Perugia also has a rich Etruscan past to tell visitors. To visit Etruscan Perugia, walk along Via Marzia and admire part of the ancient walls, Porta Marzia, one of the seven surviving entrance gates, and the Etruscan Arch.
Also interesting is the Etruscan Well, a large hydraulic work dug into the rock dating back to that period (3rd century BC). The well measures 37 meters deep by over 5 meters in diameter and in the past served as a water reservoir. The well is currently accessible thanks to a system of stairs that allow the visitor to descend to the deepest point.
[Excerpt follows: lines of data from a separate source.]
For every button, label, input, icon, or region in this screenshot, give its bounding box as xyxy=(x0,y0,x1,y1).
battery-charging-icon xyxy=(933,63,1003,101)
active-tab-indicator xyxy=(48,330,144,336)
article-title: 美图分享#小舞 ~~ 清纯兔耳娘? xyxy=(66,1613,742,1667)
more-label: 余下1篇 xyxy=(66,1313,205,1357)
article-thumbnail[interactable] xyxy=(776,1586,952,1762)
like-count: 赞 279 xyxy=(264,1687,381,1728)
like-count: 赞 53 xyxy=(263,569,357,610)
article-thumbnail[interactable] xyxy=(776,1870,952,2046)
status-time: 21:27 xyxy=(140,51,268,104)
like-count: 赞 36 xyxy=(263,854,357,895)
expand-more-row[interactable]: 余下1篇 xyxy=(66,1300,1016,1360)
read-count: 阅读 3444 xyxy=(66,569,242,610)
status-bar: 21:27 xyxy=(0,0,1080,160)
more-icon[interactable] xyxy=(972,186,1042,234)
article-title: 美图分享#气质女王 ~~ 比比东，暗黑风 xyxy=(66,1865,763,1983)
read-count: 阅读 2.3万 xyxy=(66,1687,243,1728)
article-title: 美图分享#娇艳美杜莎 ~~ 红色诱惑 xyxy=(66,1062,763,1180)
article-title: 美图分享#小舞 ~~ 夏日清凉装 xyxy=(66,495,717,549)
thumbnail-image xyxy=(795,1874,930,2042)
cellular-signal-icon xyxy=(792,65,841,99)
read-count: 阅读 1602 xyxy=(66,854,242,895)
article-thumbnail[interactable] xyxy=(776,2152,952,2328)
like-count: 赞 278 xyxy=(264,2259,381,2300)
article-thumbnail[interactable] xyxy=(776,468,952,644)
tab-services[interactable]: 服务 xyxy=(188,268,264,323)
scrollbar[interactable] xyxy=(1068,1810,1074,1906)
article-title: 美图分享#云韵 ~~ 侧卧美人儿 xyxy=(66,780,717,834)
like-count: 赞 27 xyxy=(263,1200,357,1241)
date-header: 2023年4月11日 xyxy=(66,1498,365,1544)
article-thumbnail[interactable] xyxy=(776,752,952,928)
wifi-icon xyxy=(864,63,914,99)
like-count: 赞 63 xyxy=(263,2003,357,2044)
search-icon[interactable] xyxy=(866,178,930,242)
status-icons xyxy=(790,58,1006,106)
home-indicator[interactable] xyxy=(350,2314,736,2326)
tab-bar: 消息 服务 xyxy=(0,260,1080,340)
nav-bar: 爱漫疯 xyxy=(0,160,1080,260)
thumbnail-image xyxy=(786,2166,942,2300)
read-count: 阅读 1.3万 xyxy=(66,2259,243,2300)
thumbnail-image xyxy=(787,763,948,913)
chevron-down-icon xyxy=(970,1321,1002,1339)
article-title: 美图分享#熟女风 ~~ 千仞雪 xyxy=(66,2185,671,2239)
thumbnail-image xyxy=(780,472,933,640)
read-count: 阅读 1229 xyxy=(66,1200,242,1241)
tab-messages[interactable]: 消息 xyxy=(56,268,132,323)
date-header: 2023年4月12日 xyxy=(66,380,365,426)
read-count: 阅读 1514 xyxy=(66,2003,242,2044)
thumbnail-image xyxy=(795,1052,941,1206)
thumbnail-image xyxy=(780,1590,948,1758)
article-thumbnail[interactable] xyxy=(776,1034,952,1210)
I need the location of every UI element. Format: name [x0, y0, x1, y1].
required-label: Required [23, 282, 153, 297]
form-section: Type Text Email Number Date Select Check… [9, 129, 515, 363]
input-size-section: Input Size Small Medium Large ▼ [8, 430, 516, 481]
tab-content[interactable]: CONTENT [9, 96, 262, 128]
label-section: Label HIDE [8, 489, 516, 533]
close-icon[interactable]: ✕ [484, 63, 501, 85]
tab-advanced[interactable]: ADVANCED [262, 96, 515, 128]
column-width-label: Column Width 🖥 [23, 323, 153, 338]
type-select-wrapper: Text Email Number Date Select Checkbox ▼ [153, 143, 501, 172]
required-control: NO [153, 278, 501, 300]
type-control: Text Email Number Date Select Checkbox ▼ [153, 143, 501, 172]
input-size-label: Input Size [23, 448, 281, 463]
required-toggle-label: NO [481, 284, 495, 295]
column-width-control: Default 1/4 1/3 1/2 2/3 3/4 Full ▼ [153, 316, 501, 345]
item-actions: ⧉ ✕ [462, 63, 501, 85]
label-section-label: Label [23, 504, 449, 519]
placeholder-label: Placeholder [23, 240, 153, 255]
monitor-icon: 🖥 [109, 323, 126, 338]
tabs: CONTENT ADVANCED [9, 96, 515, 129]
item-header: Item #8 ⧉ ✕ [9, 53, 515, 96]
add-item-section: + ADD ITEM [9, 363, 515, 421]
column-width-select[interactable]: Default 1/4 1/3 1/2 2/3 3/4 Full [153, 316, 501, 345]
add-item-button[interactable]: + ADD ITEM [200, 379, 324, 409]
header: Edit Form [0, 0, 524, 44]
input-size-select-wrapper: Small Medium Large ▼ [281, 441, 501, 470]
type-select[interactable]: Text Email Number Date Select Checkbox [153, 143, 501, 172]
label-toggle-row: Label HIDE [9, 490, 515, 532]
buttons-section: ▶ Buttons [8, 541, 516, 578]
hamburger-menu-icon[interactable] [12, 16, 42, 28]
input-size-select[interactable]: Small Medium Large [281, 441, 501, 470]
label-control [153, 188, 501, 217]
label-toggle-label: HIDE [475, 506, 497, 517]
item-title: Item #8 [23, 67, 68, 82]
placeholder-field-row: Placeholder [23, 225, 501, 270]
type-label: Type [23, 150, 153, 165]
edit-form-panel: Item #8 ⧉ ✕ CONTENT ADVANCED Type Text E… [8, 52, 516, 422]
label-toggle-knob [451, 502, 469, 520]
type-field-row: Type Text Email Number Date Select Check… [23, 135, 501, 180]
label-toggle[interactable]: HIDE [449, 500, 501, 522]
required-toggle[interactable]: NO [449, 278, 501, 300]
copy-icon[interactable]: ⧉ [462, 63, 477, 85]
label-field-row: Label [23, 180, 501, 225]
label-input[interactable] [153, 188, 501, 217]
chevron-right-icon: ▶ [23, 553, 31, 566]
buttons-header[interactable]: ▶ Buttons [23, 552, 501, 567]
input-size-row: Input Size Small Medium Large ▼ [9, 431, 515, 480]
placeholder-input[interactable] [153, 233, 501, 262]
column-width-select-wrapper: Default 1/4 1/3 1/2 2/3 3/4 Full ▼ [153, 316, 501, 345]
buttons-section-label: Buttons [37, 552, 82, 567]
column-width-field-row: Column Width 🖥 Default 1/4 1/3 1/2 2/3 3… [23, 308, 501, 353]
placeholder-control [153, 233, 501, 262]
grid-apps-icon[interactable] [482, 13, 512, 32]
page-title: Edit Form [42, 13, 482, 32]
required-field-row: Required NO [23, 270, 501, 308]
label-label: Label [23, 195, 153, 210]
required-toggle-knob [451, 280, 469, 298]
The brief descent into the depths of the earth is anticipated by a video explaining the well’s history and refined construction techniques.
Perugia is also home to one of the most famous chocolate factories in Italy, the “Perugina”. The chocolate factory is located just outside the historic center of Perugia, in San Sisto, and it is possible to visit it to discover the company’s history and, above all, to observe the production of “Baci” other chocolate products.
The visit to the Perugina Chocolate House allows you to discover the historical museum that traces over a century of history of the famous chocolate, including vintage photographs, equipment and detailed explanations on the various stages of cocoa processing, a visit to the chocolate production lines, a beautiful and rich-tasting of Perugina products and finally access to the internal store.
By the way, the whole city of Perugia is transformed into a large open-air chocolate shop in October, during the “Eurochocolate” event entirely dedicated to chocolate and its universe, including stands, cooking shows, special events, chocolate sculptures, themed gadgets and more.
Hypogeum of the Volumnus family
Just outside the historic centre of Perugia, in Ponte San Giovanni, there is an extraordinary place from the Etruscan period: it is the hypogeum of the Volumni, the oldest and most preserved funerary monument from the Etruscan era.
The III century tomb. B.C., discovered in 1840, is part of the vast necropolis with more than 200 tombs of which only a part can be visited.
The hypogeum takes its name from the Volumni, a rich and noble Etruscan family, of which it houses the remains.
The beauty of the building lies in its characteristic shape of an Etruscan-Roman house and consists of an atrium and seven rooms.
Lake Trasimeno, the largest lake in central Italy and the fourth largest in the country, is just a half-hour drive from the center of Perugia and is perfect for a day trip. If time permits, you can also swim: there are beaches in Castiglione del Lago, Tuoro al Trasimeno, Magione, and Passignano sul Trasimeno. Otherwise, the coastal road surrounding the lake is full of delightful medieval towns and beautiful landscapes to admire.
Before leaving Perugia you need to taste its cuisine, linked to the Umbrian gastronomic tradition, simple, genuine, and of quality. Hams, cured meats, cheeses, and meats are the real stars of the tables.
In the restaurants, among the traditional dishes, you can taste “Strangozzi” (homemade fettuccine with truffle), the guinea fowl “alla leccarda”” (topped with a sauce based on chicken livers and white wine ), the “Torta al testo” (a flatbread of flour, water and olive oil) and various recipes whose main condiment is truffles. Another Perugian specialty is the “Parmigiana di gobbi”: a dish made with cardoons, mozzarella, meat sauce, and Parmesan.
There is no shortage of fish dishes: the “tegamaccio” (a flavored fish soup), crabs, trout and carp cooked according to tasty recipes. To complete the lunch there are desserts. In addition to chocolate, the most famous are: the “pinoccate”, made with pine nuts, and the “torcolo”, a donut with raisins and candied fruit.